"You all are the engine that makes this all work," Re-Logic wrote on Steam this week, and after 15 years and 70 million copies sold, that sentiment lands a little differently than the usual developer thank-you post.
Terraria is marking its 15th anniversary today, and the numbers alone are staggering. Seventy million copies across PC, console, and mobile. A sandbox that started as a small indie project and quietly became one of the best-selling games ever made. Re-Logic calls it "equal parts insane and humbling," which feels about right.

Re-Logic's anniversary message
What Re-Logic actually promised
The headline here is not just the sales milestone. Re-Logic used the anniversary post to make something clear: Terraria updates will continue beyond 1.4.6/Crossplay. That is the next major update currently in development, and for a game that has had multiple "final updates" over the years, this is a meaningful statement.
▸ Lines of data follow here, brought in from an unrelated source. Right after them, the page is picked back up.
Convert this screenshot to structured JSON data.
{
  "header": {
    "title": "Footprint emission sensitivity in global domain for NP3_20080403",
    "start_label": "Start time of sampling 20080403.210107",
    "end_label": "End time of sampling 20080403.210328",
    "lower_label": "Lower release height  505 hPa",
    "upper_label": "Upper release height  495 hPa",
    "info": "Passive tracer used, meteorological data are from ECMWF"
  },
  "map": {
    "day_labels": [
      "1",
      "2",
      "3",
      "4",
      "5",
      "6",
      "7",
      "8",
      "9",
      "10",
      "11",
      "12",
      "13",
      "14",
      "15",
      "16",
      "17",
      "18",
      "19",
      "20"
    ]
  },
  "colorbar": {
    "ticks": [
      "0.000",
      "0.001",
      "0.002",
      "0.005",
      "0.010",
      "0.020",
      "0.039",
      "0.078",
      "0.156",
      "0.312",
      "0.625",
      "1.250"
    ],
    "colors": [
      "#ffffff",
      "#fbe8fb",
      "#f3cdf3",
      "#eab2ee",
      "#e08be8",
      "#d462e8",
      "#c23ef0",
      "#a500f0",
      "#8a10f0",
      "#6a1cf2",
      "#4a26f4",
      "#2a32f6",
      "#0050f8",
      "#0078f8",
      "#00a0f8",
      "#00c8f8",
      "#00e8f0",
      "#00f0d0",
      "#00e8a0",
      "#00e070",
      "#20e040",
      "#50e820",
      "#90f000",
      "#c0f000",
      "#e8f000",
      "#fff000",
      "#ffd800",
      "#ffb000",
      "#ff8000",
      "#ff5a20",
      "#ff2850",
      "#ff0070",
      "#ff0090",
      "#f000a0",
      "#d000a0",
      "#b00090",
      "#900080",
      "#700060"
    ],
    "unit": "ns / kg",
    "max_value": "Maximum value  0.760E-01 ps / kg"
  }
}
The studio has been deliberate about not overpromising timelines. Earlier this year, Re-Logic delayed that same 1.4.6 update, publicly stating it would "not force anyone to crunch for an arbitrary deadline." The commitment to post-1.4.6 support suggests the team sees Terraria as an ongoing project rather than something winding down.
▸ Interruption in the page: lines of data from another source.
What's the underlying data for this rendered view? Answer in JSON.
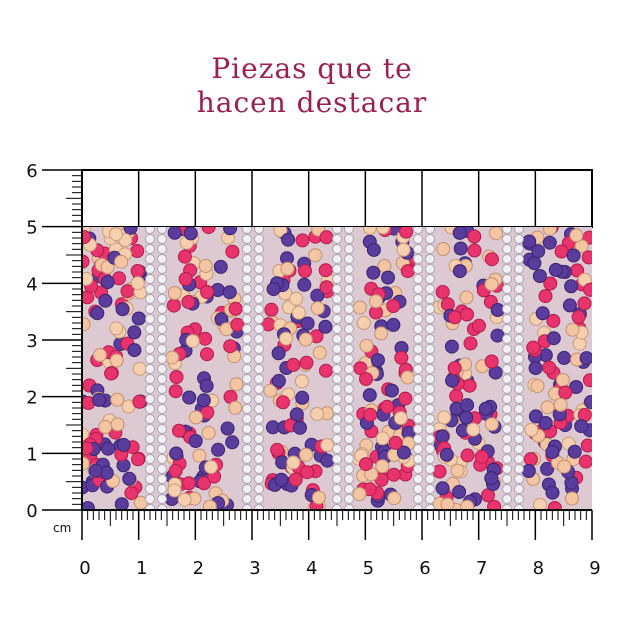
{
  "title": [
    "Piezas que te",
    "hacen destacar"
  ],
  "ruler": {
    "x_labels": [
      0,
      1,
      2,
      3,
      4,
      5,
      6,
      7,
      8,
      9
    ],
    "y_labels": [
      0,
      1,
      2,
      3,
      4,
      5,
      6
    ],
    "unit": "cm"
  }
}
Re-Logic has confirmed updates will continue after 1.4.6/Crossplay, but no specific roadmap or timeline for future content has been shared yet.
The anniversary extras coming this year
Beyond the message, Re-Logic has a few physical and print items in the works. A 15th anniversary collector's edition is teased with a deliberately mysterious image, with full details and pre-orders expected to open sometime in June. The team is also releasing Terraria Design Works, a retrospective book developed in collaboration with Lost in Cult that traces the life of the game. That goes on sale May 28.
Neither of these are gameplay additions, but for a game with this kind of history, a proper retrospective book feels earned.

Design Works drops May 28
Fifteen years without a price hike or a battle pass
The Steam post touched on something worth paying attention to. Re-Logic explicitly credited player support for allowing the studio to keep expanding Terraria "without having to fall back to price increases or microtransactions," calling that increasingly rare in modern gaming. They are not wrong.
Terraria launched in 2011 and has never had a battle pass, a loot box, or a season of paid content. Every major update, including the enormous 1.4 Journey's End and the recent 1.4.5 Bigger and Boulder update, has been free. For a game sitting at 70 million sales, that model has clearly worked.
The studio addressed the full breadth of its player base directly, calling out "hardcore players with thousands of hours" alongside newcomers, builders, speedrunners, modders on tModLoader, and those who just play quietly without engaging with the community. It reads like a studio that genuinely knows who plays its game.
Where things stand heading into 1.4.6
The 1.4.5 Bigger and Boulder update brought significant content to the game, including new crossover material and expanded summoner tools. If you are jumping back in or picking up the game for the first time off the back of this anniversary news, the Terraria Bigger and Boulder beginner's guide covers the essentials for getting started with everything the update added.
Summoner players in particular got a lot to work with in 1.4.5, including nine new whips with distinct mechanics and progression paths. The summoner guide for Bigger and Boulder breaks down how to build around the new additions effectively.
With 1.4.6 and crossplay still on the way, and Re-Logic signaling there is more beyond that, Terraria's next chapter is still being written. The Design Works book and the collector's edition will give longtime fans something to hold onto in the meantime, and the May 28 release date for the book is close enough to circle on the calendar now.